Best for family package holidays: TUI or Jet2holidays. Both include checked bags in the package price, seat families together, and provide a service level that makes the overall holiday experience significantly smoother than piecing together a Ryanair booking for four people.
How to Find the Lowest Real Price
Always search with bags included. When comparing fares on Google Flights, Skyscanner, or any search tool, add your bag requirements before comparing prices. A £15 Ryanair fare with a £35 bag add-on is not cheaper than a £40 Jet2 fare with the bag already included.
Use the airline’s own website to book, not always a comparison site. For Jet2 especially, booking directly gives you access to the best fares and the clearest breakdown of what’s included. Comparison sites sometimes display base fares that look cheaper but don’t reflect the realistic total.
Fly on Tuesdays, Wednesdays, and Saturdays. These are consistently the cheapest days to fly across all UK budget airlines. Friday evening and Sunday flights carry a significant premium often 30 to 50 per cent above the midweek equivalent on the same route.
Book 6 to 8 weeks out for the best balance. The very cheapest fares are typically available either very far in advance (6+ months) or last-minute (under 2 weeks). The sweet spot for most travellers is 6–8 weeks ahead, where there’s still good availability and promotional pricing before peak demand closes in.
Watch for easyJet and Jet2 flash sales. Both airlines run regular promotional periods where routes are deeply discounted for 24–48 hours. Sign up for email alerts from both airlines’ websites and set a Skyscanner price alert for your target route. Jet2 is currently running a promotion with 49,000 seats at £49 or less through May and June 2026.
Avoid checking bags in at the airport. Every airline charges significantly more for bags added at the airport compared to the same bag added at time of booking. On Ryanair, a bag that costs £20 at booking can cost £80 at the airport. Always add bags when you book, not later.
Consider timing around school holidays and bank holidays. UK flight prices spike predictably during school half-terms and the main summer holidays. If you have flexibility, flying in the week before or after a half-term saves a meaningful amount. For more on timing, our guide to cheap flights during school holidays covers UK school dates and the cheapest windows to fly around them.

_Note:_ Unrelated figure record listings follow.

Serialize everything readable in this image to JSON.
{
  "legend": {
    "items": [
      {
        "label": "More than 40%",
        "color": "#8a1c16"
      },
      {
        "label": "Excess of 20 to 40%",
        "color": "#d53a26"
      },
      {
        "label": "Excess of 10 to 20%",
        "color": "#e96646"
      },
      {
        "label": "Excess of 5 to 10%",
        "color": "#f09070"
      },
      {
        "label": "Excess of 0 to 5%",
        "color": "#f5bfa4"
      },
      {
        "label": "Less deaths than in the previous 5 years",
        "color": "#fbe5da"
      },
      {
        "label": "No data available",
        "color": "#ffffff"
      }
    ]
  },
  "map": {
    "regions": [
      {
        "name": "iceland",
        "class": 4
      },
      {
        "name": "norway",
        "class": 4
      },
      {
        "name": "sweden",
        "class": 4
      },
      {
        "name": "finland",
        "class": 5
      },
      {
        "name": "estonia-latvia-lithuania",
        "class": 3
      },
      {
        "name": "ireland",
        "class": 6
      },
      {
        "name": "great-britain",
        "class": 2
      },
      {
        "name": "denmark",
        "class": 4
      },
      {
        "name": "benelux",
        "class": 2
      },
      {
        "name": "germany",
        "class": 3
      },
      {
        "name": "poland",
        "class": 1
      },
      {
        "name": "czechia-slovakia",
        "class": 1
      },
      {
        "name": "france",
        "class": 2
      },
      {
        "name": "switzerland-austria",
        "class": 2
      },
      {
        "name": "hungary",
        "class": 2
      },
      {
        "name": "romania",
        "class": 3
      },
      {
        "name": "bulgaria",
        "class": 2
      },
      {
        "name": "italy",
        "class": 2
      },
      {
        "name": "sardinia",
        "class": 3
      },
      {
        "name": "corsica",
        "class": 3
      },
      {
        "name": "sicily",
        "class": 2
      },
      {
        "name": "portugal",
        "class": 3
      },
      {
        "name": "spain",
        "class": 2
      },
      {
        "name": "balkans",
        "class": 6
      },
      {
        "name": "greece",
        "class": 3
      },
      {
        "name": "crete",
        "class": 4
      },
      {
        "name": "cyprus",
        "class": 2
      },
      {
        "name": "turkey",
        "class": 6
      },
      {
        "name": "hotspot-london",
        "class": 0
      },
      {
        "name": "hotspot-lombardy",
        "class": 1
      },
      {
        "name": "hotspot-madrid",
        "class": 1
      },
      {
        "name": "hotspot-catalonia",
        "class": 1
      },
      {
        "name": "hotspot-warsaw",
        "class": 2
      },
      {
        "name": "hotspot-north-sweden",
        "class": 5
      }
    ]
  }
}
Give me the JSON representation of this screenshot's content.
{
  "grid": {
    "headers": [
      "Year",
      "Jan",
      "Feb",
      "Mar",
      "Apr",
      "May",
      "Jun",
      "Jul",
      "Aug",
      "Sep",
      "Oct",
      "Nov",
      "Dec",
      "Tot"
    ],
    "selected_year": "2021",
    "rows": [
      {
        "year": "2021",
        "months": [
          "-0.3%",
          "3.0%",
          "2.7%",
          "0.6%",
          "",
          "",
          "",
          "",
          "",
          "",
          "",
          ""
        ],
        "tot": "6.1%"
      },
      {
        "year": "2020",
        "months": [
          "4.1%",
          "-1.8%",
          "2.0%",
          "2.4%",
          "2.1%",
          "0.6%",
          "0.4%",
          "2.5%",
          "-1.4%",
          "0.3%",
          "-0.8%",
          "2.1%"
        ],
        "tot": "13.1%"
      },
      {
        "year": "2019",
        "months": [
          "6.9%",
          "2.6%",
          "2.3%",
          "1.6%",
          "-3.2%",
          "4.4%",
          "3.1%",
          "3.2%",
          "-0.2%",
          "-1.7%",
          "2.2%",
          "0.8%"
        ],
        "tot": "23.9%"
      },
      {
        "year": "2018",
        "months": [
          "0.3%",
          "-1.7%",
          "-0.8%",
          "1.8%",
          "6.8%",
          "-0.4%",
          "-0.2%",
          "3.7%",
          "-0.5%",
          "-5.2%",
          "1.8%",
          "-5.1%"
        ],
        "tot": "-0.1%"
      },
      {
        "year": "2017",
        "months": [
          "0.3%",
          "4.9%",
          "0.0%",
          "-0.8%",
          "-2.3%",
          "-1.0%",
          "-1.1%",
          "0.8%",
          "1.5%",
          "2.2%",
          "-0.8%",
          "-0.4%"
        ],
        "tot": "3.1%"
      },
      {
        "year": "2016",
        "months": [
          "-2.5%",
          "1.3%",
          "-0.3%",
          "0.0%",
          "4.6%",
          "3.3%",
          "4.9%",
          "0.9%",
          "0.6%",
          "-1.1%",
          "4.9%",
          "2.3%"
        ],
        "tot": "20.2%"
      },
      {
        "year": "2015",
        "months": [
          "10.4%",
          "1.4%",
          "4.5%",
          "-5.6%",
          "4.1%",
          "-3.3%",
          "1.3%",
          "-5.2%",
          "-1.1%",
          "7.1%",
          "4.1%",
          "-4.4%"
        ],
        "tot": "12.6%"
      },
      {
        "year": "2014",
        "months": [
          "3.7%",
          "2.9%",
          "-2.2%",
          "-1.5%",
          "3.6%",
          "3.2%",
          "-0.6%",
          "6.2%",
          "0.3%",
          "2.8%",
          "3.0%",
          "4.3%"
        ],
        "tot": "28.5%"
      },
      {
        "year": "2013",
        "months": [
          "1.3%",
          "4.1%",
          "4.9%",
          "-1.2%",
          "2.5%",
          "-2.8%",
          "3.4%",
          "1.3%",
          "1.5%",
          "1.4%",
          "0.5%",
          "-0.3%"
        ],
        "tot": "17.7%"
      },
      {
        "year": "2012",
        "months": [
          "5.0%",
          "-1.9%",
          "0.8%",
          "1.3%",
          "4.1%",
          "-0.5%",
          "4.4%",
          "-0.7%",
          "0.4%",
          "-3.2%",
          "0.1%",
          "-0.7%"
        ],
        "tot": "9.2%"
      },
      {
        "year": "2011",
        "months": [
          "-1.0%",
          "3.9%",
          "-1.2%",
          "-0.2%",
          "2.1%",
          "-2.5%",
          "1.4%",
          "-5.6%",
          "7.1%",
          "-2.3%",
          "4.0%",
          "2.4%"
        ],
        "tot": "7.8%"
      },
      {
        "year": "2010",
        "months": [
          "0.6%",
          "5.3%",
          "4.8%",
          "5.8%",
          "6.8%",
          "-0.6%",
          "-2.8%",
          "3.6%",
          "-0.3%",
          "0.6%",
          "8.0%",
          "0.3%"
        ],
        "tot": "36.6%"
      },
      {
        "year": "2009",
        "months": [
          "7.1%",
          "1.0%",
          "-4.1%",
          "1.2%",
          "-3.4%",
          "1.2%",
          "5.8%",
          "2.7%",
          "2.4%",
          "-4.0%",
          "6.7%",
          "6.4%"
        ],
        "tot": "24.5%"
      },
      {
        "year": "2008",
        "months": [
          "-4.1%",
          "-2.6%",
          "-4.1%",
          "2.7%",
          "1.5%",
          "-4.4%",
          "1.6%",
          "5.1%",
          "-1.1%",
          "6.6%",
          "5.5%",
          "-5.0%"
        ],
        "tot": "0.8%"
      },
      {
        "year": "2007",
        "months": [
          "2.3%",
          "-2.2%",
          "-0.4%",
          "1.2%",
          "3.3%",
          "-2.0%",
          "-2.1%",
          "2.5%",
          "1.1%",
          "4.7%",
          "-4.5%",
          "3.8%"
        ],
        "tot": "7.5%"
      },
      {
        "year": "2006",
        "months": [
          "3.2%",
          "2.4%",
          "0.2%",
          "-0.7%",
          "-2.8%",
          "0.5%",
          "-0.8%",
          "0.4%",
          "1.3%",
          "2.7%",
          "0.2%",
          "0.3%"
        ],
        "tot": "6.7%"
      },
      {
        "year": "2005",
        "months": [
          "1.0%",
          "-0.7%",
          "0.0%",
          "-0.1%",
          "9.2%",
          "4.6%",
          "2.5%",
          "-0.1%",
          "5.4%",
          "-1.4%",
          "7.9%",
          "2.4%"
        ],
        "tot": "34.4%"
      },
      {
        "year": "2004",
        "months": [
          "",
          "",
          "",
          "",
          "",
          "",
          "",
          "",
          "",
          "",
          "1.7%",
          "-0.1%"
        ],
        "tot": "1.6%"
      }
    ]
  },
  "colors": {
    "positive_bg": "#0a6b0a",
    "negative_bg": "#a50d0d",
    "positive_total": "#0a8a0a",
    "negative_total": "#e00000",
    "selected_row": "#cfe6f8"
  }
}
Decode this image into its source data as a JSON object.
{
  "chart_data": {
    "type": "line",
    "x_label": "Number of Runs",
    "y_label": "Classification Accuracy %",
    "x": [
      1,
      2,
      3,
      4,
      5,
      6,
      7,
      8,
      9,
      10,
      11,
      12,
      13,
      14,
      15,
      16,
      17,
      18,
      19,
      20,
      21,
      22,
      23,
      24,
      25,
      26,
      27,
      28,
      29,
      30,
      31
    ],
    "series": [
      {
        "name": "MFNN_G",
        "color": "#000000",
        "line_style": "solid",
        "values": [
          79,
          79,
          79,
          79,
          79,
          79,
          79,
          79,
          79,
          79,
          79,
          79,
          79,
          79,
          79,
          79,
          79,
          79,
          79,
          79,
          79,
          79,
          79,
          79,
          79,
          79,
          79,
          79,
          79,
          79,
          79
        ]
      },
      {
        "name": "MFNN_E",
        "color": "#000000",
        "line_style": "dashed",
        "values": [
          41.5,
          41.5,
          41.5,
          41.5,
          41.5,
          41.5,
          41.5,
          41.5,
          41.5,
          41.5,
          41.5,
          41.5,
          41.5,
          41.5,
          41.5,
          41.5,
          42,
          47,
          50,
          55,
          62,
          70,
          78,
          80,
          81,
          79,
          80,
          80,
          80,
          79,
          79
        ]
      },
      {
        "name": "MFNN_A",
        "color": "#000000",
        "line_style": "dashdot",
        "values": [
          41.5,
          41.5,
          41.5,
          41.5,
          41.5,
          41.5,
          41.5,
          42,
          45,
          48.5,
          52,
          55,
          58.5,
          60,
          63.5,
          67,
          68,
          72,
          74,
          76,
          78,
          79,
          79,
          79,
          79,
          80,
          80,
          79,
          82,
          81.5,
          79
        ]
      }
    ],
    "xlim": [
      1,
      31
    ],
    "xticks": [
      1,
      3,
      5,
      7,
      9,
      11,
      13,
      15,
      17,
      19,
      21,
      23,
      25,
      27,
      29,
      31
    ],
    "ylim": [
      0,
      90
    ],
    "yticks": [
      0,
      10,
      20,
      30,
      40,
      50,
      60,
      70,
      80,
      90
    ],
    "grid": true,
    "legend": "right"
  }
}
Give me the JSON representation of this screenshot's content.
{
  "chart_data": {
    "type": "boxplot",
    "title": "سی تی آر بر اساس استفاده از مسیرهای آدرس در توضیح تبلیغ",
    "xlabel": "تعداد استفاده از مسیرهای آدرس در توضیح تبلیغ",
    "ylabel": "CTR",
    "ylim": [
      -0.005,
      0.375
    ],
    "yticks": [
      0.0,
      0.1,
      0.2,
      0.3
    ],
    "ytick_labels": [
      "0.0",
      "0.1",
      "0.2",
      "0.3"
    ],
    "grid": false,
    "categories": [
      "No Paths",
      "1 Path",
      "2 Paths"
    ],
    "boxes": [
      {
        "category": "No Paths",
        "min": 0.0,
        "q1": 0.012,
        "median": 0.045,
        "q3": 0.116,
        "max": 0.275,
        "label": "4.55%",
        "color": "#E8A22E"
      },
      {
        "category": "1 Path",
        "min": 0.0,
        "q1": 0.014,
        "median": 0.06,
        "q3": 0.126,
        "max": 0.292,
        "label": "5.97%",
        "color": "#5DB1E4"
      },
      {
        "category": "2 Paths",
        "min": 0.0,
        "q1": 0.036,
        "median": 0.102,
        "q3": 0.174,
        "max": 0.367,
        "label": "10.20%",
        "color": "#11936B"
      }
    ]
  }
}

Skyscanner’s price alert tool is the most reliable free option for tracking fare movements on a specific route set it to ‘cheapest month’ rather than a fixed date for the broadest view.
Check the departure airport carefully. A Ryanair fare from London Stansted looks cheap until you factor in the train from central London (£15–£25 each way) or parking. A slightly more expensive easyJet fare from Gatwick can be cheaper in total depending on where you live. Always include the cost of getting to the airport in your comparison.
For families, always run the full numbers. A family of four with hold bags on Ryanair can add £150–200 in extra fees to a headline fare. Running the full calculation base fare, bags for all passengers, seats next to each other, airport transfers both ways often reveals that Jet2 or TUI is considerably cheaper as a total trip cost, even if the headline fare looks more expensive.
All prices quoted are approximate fares available as of May 2026. Flight prices change daily always check current fares directly with the airline before booking. This guide is for informational purposes and is not affiliated with any airline. All comparisons are based on publicly available pricing and independent consumer research.